We knew him as Robin Winks, idiosyncratic scholar and brilliant mystery man.

From what we saw, Professor Winks was Yale’s Sherlock Holmes, a dapper, tweed-jacketed professor who devoted himself to good stories and good students with equal and astounding enthusiasm. He was a tireless environmentalist and historian who only graded essays on airplanes and had a Smokey the Bear-like fascination with national parks. (He proudly told students he was one of only two men ever to visit all of them.) He ambled around campus with the self-possession of a spy, though he consistently denied ever working for the intelligence agencies he so thoroughly studied. He began his classes promptly at 1:30 p.m. because to do otherwise was to cheat students out of their education, he was known to say.

While we had the chance, we watched the careful arranging and rearranging of his papers before a speech or during the “harangues” he delivered with calculated glee at the beginning of his seminars. Or, after waiting in the longest office hour lines there were, we saw the view of Beinecke Plaza from his wood-panelled Berkeley College office, if we were lucky enough to see him in person before he stopped teaching this fall.

What we did not see, though — that is what we will miss most.

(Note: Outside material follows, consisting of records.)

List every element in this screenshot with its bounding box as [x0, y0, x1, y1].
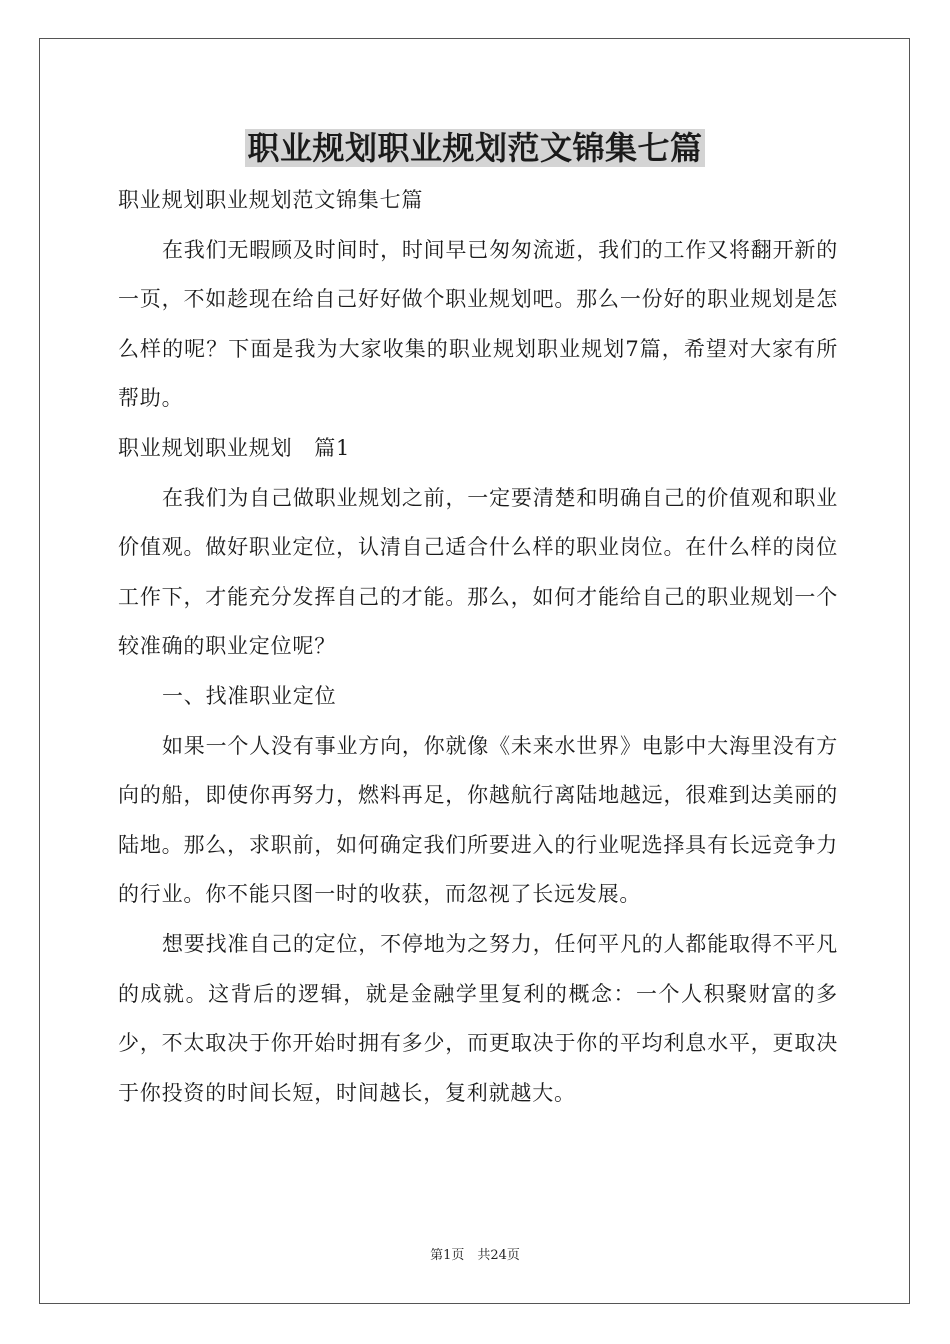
section-heading-1: 职业规划职业规划 篇1: [118, 435, 351, 460]
paragraph-compound-interest: 想要找准自己的定位，不停地为之努力，任何平凡的人都能取得不平凡的成就。这背后的逻辑，就是金融学里复利的概念：一个人积聚财富的多少，不太取决于你开始时拥有多少，而更取决于你的平均利息水平，更取决于你投资的时间长短，时间越长，复利就越大。: [118, 931, 838, 1105]
paragraph-intro: 在我们无暇顾及时间时，时间早已匆匆流逝，我们的工作又将翻开新的一页，不如趁现在给自己好好做个职业规划吧。那么一份好的职业规划是怎么样的呢？下面是我为大家收集的职业规划职业规划7篇，希望对大家有所帮助。: [118, 237, 838, 411]
paragraph-subtitle: 职业规划职业规划范文锦集七篇: [118, 188, 424, 212]
page-number-label: 第1页 共24页: [430, 1248, 520, 1263]
paragraph-section1: 在我们为自己做职业规划之前，一定要清楚和明确自己的价值观和职业价值观。做好职业定位，认清自己适合什么样的职业岗位。在什么样的岗位工作下，才能充分发挥自己的才能。那么，如何才能给自己的职业规划一个较准确的职业定位呢？: [118, 485, 838, 659]
subheading-find-position: 一、找准职业定位: [162, 683, 337, 708]
document-title-wrap: [0, 126, 950, 170]
document-body: [118, 176, 838, 1118]
paragraph-career-direction: 如果一个人没有事业方向，你就像《未来水世界》电影中大海里没有方向的船，即使你再努力，燃料再足，你越航行离陆地越远，很难到达美丽的陆地。那么，求职前，如何确定我们所要进入的行业呢选择具有长远竞争力的行业。你不能只图一时的收获，而忽视了长远发展。: [118, 733, 838, 907]
document-title: 职业规划职业规划范文锦集七篇: [247, 129, 703, 167]
page-footer: [0, 1246, 950, 1266]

Winks, above all other professors, inspired among students the kind of speculation and bewilderment generally reserved for recluses and superheroes, though as far as we know he was neither. He had been everywhere, it seemed, spoken to everyone, read everything and then read it again before filing it away in his dimly lit campus library. Who was Professor Winks exactly? A Renaissance man, for one thing, but a mystery man above all else. We read his detective novel reviews for clues, his books on British imperialism, on environmentalism, and on espionnage. And possibly, without even knowing it, we read the mystery novels he wrote under a pseudonym he never publicly divulged. Like many undergraduates, we heard all different versions of the Winksian lore: the stories about how he transformed the History Department during his three years as chairman; the rumors about his work with the Central Intelligence Agency; the theories about his literary alter-ego.

In a quarter century, when they unseal the file of his personal papers in Manuscripts and Archives, maybe the world will learn the secrets of the mystery writer behind the pseudonym. But we at Yale have already known for 45 years the passionate teacher in the classroom, the dedicated master of Berkeley College and the inspiring presence around campus. Robin Winks’ death is a tremendous loss for this University, and our grief is overwhelming.